Hay una afirmación de Judith Butler, filósofa y feminista judeo-estadounidense, que sugiere justamente que los cambios no se producen solo porque las personas se reúnan alrededor de una mesa, sino que tienen que venir acompañados por un cambio en el sentir común; haciendo referencia al sentido común pero también a un sentimiento compartido.

“Sin alianzas entre mujeres no se amplifica el debate. Necesitamos rodearnos de otras que no piensen igual, que no tengan la misma historia, pero que desde su lugar puedan contribuir. No es lo mismo tener con quien hablar, pero no solo hablar, intercambiar, que no tener ningún diálogo”, concluye Celiberti.

Los cambios no se producen solo porque las personas se reúnan alrededor de una mesa, sino que tienen que venir acompañados por un cambio en el sentir común; haciendo referencia al sentido común pero también a un sentimiento compartido.

El disgusto de Souza frente a la soledad de las mujeres en roles de relevancia está en sintonía con esto que plantea la maestra. “La idea es no perder interlocutoras, porque eso es perder contacto con el territorio, con la comunidad, con mi propia comunidad de ideas también y hasta con los pares”, menciona la directora. “Nos hace mal a nosotras, a la política, y va en detrimento justamente de tener una incidencia real”.

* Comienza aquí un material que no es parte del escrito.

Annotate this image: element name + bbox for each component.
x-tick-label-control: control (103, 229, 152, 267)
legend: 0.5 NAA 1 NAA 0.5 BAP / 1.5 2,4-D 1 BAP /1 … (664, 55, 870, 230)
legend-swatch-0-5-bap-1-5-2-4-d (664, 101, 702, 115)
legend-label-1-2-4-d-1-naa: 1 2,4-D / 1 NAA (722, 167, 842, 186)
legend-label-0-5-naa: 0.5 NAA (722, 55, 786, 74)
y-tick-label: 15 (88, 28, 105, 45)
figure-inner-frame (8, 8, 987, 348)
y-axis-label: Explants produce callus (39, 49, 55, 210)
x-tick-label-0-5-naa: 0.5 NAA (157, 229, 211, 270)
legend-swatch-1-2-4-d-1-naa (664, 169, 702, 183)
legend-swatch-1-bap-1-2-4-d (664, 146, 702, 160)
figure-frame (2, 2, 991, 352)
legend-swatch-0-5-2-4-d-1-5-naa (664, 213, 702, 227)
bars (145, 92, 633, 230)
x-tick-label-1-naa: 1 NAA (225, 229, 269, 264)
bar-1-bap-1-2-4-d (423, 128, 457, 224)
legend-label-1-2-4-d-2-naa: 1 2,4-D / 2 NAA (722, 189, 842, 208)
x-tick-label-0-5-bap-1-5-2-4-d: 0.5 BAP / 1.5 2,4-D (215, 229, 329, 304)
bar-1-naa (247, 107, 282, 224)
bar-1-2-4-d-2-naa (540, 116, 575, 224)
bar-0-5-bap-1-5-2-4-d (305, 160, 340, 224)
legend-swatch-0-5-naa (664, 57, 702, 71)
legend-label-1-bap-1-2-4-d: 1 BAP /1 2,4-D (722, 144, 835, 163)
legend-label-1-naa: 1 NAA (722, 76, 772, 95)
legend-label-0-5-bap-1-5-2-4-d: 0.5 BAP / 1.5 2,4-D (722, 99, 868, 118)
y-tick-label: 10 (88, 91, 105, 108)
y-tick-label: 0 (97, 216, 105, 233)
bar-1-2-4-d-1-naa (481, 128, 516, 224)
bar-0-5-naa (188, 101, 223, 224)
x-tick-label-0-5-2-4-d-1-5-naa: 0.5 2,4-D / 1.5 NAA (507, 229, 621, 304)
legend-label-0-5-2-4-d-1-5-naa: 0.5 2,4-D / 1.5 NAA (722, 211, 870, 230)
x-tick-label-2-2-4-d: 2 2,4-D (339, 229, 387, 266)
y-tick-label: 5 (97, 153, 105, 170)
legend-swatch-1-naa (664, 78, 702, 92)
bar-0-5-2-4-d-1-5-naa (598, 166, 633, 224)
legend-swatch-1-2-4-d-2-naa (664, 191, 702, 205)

Pero para eso hay que sortear las hostilidades. Para las entrevistadas, el mundo de hoy les resulta mucho más hostil que hace 10 años, sobre todo, en el espacio político. Son las redes sociales, campo moderno del debate y la discusión, las que sembraron la moda del pensamiento único (que es la falta de pensamiento crítico, que menciona Celiberti), “tan destructivo como la propia destrucción de la naturaleza”.

Intentar mejorar esta forma de relacionamiento es uno de los pequeños gestos cotidianos de los que se habla. El ecofeminismo, como cualquier movimiento que desafíe estructuras sólidas históricas, provoca resistencia; por eso la estrategia no puede ser nunca apuntar a un cambio de paradigma súbito, sino a la acumulación de acciones mínimas, que de mínimas no tienen nada.

No es la construcción de un mundo ideal, sino la herramienta para una intervención directa, no solo para sembrar nuevas creencias, sino para resignificar las que ya existen.